During the court hearing the interim government had promised to abide by the court's ruling, and they accepted the ruling after it had been made. Ousted Prime Minister Mahendra Chaudhry called for immediate elections to restore democratic rule.

On 7 March 2001 the interim government resigned, but acting president Josefa Iloilo refused their resignations and asked them to remain in a caretaker capacity.
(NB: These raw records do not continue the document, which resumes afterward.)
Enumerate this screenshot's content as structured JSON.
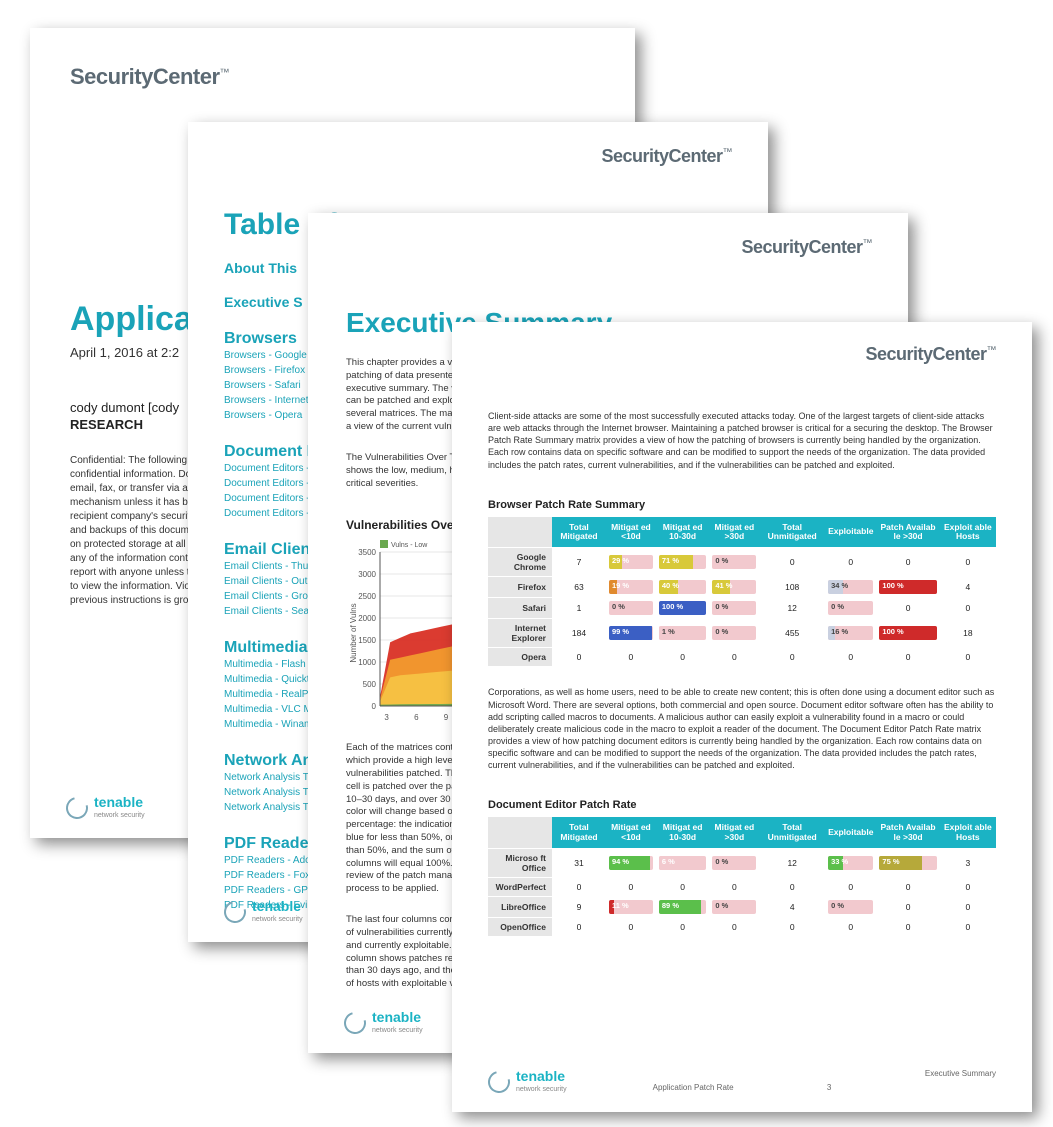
{
  "brand": "SecurityCenter",
  "brand_tm": "™",
  "tenable": {
    "name": "tenable",
    "tagline": "network security"
  },
  "page1": {
    "title_visible": "Applicat",
    "dateline": "April 1, 2016 at 2:2",
    "author": "cody dumont [cody",
    "org": "RESEARCH",
    "confidential": "Confidential: The following report contains confidential information. Do not distribute, email, fax, or transfer via any electronic mechanism unless it has been approved by the recipient company's security policy. All copies and backups of this document should be saved on protected storage at all times. Do not share any of the information contained within this report with anyone unless they are authorized to view the information. Violating any of the previous instructions is grounds for termination."
  },
  "page2": {
    "toc_title": "Table of Contents",
    "sec_about": "About This",
    "sec_exec": "Executive S",
    "groups": [
      {
        "heading": "Browsers",
        "links": [
          "Browsers - Google C",
          "Browsers - Firefox",
          "Browsers - Safari",
          "Browsers - Internet",
          "Browsers - Opera"
        ]
      },
      {
        "heading": "Document E",
        "links": [
          "Document Editors -",
          "Document Editors -",
          "Document Editors -",
          "Document Editors -"
        ]
      },
      {
        "heading": "Email Clien",
        "links": [
          "Email Clients - Thun",
          "Email Clients - Outl",
          "Email Clients - Grou",
          "Email Clients - Sea"
        ]
      },
      {
        "heading": "Multimedia",
        "links": [
          "Multimedia - Flash",
          "Multimedia - Quickt",
          "Multimedia - RealPl",
          "Multimedia - VLC M",
          "Multimedia - Winam"
        ]
      },
      {
        "heading": "Network An",
        "links": [
          "Network Analysis To",
          "Network Analysis To",
          "Network Analysis To"
        ]
      },
      {
        "heading": "PDF Reade",
        "links": [
          "PDF Readers - Ado",
          "PDF Readers - Fox",
          "PDF Readers - GPo",
          "PDF Readers - Evin"
        ]
      }
    ]
  },
  "page3": {
    "heading": "Executive Summary",
    "para1": "This chapter provides a view of how the patching of data presented in the executive summary. The vulnerabilities can be patched and exploited across several matrices. The matrices provide a view of the current vulnerability status.",
    "para2": "The Vulnerabilities Over Time chart shows the low, medium, high, and critical severities.",
    "chart_title": "Vulnerabilities Over",
    "chart": {
      "type": "area",
      "x_ticks": [
        3,
        6,
        9,
        12,
        15
      ],
      "y_ticks": [
        0,
        500,
        1000,
        1500,
        2000,
        2500,
        3000,
        3500
      ],
      "ylim": [
        0,
        3500
      ],
      "y_label": "Number of Vulns",
      "legend": {
        "low_label": "Vulns - Low",
        "low_color": "#6aa84f"
      },
      "series": [
        {
          "name": "critical",
          "color": "#d93025",
          "values": [
            200,
            1450,
            1550,
            1650,
            1700,
            1750,
            1800,
            1850,
            1900,
            1950,
            2000,
            2050,
            2100,
            2100
          ]
        },
        {
          "name": "high",
          "color": "#f29a2e",
          "values": [
            150,
            1050,
            1100,
            1150,
            1200,
            1250,
            1300,
            1350,
            1400,
            1400,
            1450,
            1500,
            1500,
            1550
          ]
        },
        {
          "name": "medium",
          "color": "#f6c243",
          "values": [
            100,
            650,
            700,
            720,
            740,
            760,
            780,
            800,
            820,
            830,
            840,
            850,
            860,
            870
          ]
        },
        {
          "name": "low",
          "color": "#6aa84f",
          "values": [
            30,
            35,
            40,
            42,
            44,
            45,
            46,
            47,
            48,
            48,
            49,
            50,
            50,
            50
          ]
        }
      ],
      "grid_color": "#cfcfcf",
      "background": "#ffffff",
      "label_fontsize": 9
    },
    "para3": "Each of the matrices contain columns which provide a high level view of the vulnerabilities patched. The color of the cell is patched over the past 10 days, 10–30 days, and over 30 days. The color will change based on the percentage: the indication color will be blue for less than 50%, orange for more than 50%, and the sum of the 3 columns will equal 100%. This helps the review of the patch management process to be applied.",
    "para4": "The last four columns contain the count of vulnerabilities currently discovered and currently exploitable. The second column shows patches released more than 30 days ago, and the current count of hosts with exploitable vulnerabilities."
  },
  "page4": {
    "lead": "Client-side attacks are some of the most successfully executed attacks today. One of the largest targets of client-side attacks are web attacks through the Internet browser. Maintaining a patched browser is critical for a securing the desktop. The Browser Patch Rate Summary matrix provides a view of how the patching of browsers is currently being handled by the organization. Each row contains data on specific software and can be modified to support the needs of the organization. The data provided includes the patch rates, current vulnerabilities, and if the vulnerabilities can be patched and exploited.",
    "columns": [
      "Total Mitigated",
      "Mitigat ed <10d",
      "Mitigat ed 10-30d",
      "Mitigat ed >30d",
      "Total Unmitigated",
      "Exploitable",
      "Patch Availab le >30d",
      "Exploit able Hosts"
    ],
    "colors": {
      "header_bg": "#1bb3c4",
      "bar_track": "#f2c9ce",
      "green": "#5bbf4b",
      "yellow": "#d8c93a",
      "orange": "#e08a2e",
      "red": "#cf2a2a",
      "blue": "#3b5fc4",
      "grey": "#c9d0e0",
      "olive": "#b6a93a"
    },
    "table_browser": {
      "title": "Browser Patch Rate Summary",
      "rows": [
        {
          "name": "Google Chrome",
          "mitigated": 7,
          "lt10": {
            "pct": 29,
            "c": "yellow"
          },
          "d1030": {
            "pct": 71,
            "c": "yellow"
          },
          "gt30": {
            "pct": 0,
            "c": "track"
          },
          "unmit": 0,
          "explo": 0,
          "patch30": 0,
          "ehosts": 0
        },
        {
          "name": "Firefox",
          "mitigated": 63,
          "lt10": {
            "pct": 19,
            "c": "orange"
          },
          "d1030": {
            "pct": 40,
            "c": "yellow"
          },
          "gt30": {
            "pct": 41,
            "c": "yellow"
          },
          "unmit": 108,
          "explo": {
            "pct": 34,
            "c": "grey"
          },
          "patch30": {
            "pct": 100,
            "c": "red"
          },
          "ehosts": 4
        },
        {
          "name": "Safari",
          "mitigated": 1,
          "lt10": {
            "pct": 0,
            "c": "track"
          },
          "d1030": {
            "pct": 100,
            "c": "blue"
          },
          "gt30": {
            "pct": 0,
            "c": "track"
          },
          "unmit": 12,
          "explo": {
            "pct": 0,
            "c": "grey"
          },
          "patch30": 0,
          "ehosts": 0
        },
        {
          "name": "Internet Explorer",
          "mitigated": 184,
          "lt10": {
            "pct": 99,
            "c": "blue"
          },
          "d1030": {
            "pct": 1,
            "c": "track"
          },
          "gt30": {
            "pct": 0,
            "c": "track"
          },
          "unmit": 455,
          "explo": {
            "pct": 16,
            "c": "grey"
          },
          "patch30": {
            "pct": 100,
            "c": "red"
          },
          "ehosts": 18
        },
        {
          "name": "Opera",
          "mitigated": 0,
          "lt10": 0,
          "d1030": 0,
          "gt30": 0,
          "unmit": 0,
          "explo": 0,
          "patch30": 0,
          "ehosts": 0
        }
      ]
    },
    "mid_para": "Corporations, as well as home users, need to be able to create new content; this is often done using a document editor such as Microsoft Word. There are several options, both commercial and open source. Document editor software often has the ability to add scripting called macros to documents. A malicious author can easily exploit a vulnerability found in a macro or could deliberately create malicious code in the macro to exploit a reader of the document. The Document Editor Patch Rate matrix provides a view of how patching document editors is currently being handled by the organization. Each row contains data on specific software and can be modified to support the needs of the organization. The data provided includes the patch rates, current vulnerabilities, and if the vulnerabilities can be patched and exploited.",
    "table_doc": {
      "title": "Document Editor Patch Rate",
      "rows": [
        {
          "name": "Microso ft Office",
          "mitigated": 31,
          "lt10": {
            "pct": 94,
            "c": "green"
          },
          "d1030": {
            "pct": 6,
            "c": "track-red"
          },
          "gt30": {
            "pct": 0,
            "c": "track"
          },
          "unmit": 12,
          "explo": {
            "pct": 33,
            "c": "green"
          },
          "patch30": {
            "pct": 75,
            "c": "olive"
          },
          "ehosts": 3
        },
        {
          "name": "WordPerfect",
          "mitigated": 0,
          "lt10": 0,
          "d1030": 0,
          "gt30": 0,
          "unmit": 0,
          "explo": 0,
          "patch30": 0,
          "ehosts": 0
        },
        {
          "name": "LibreOffice",
          "mitigated": 9,
          "lt10": {
            "pct": 11,
            "c": "red"
          },
          "d1030": {
            "pct": 89,
            "c": "green"
          },
          "gt30": {
            "pct": 0,
            "c": "track"
          },
          "unmit": 4,
          "explo": {
            "pct": 0,
            "c": "grey"
          },
          "patch30": 0,
          "ehosts": 0
        },
        {
          "name": "OpenOffice",
          "mitigated": 0,
          "lt10": 0,
          "d1030": 0,
          "gt30": 0,
          "unmit": 0,
          "explo": 0,
          "patch30": 0,
          "ehosts": 0
        }
      ]
    },
    "footer_right": "Executive Summary",
    "footer_center": "Application Patch Rate",
    "page_no": "3"
  }
}
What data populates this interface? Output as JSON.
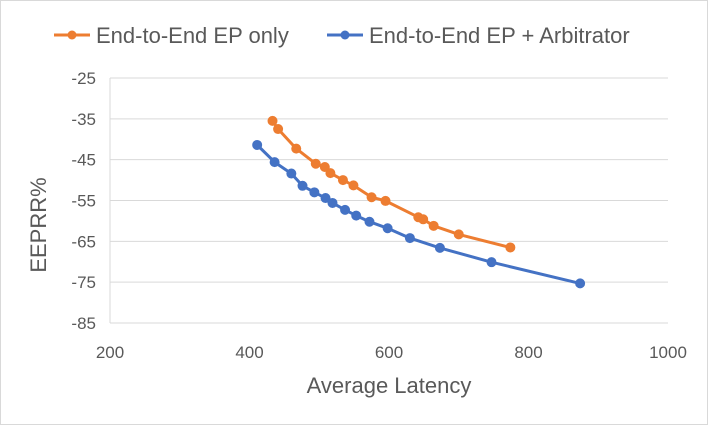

On 13 March the Great Council of Chiefs appointed Iloilo as president, with Jope Seniloli as vice-president. The following day he sacked Choudhary and reappointed Tevita Momoedonu, who had served briefly in the role following the coup, as prime minister. Momoedonu formally advised Iloilo to dissolve parliament, then resigned after less than a day in office; Iloilo then reappointed Qarase. The dismissal, dissolution, and reappointment were subsequently unsuccessfully challenged by the Citizens Constitutional Forum in Yabaki v President of the Republic of the Fiji Islands. Elections were finally held on 25 August and 1 September.

==Significance==
The case is considered to be "the most important constitutional case in the history of Fiji", and a landmark case on the doctrine of necessity and the creation of new legal orders by coups and revolutions. It was the first case where a domestic court had been willing to rule that a current regime which had come to power by a coup was illegal.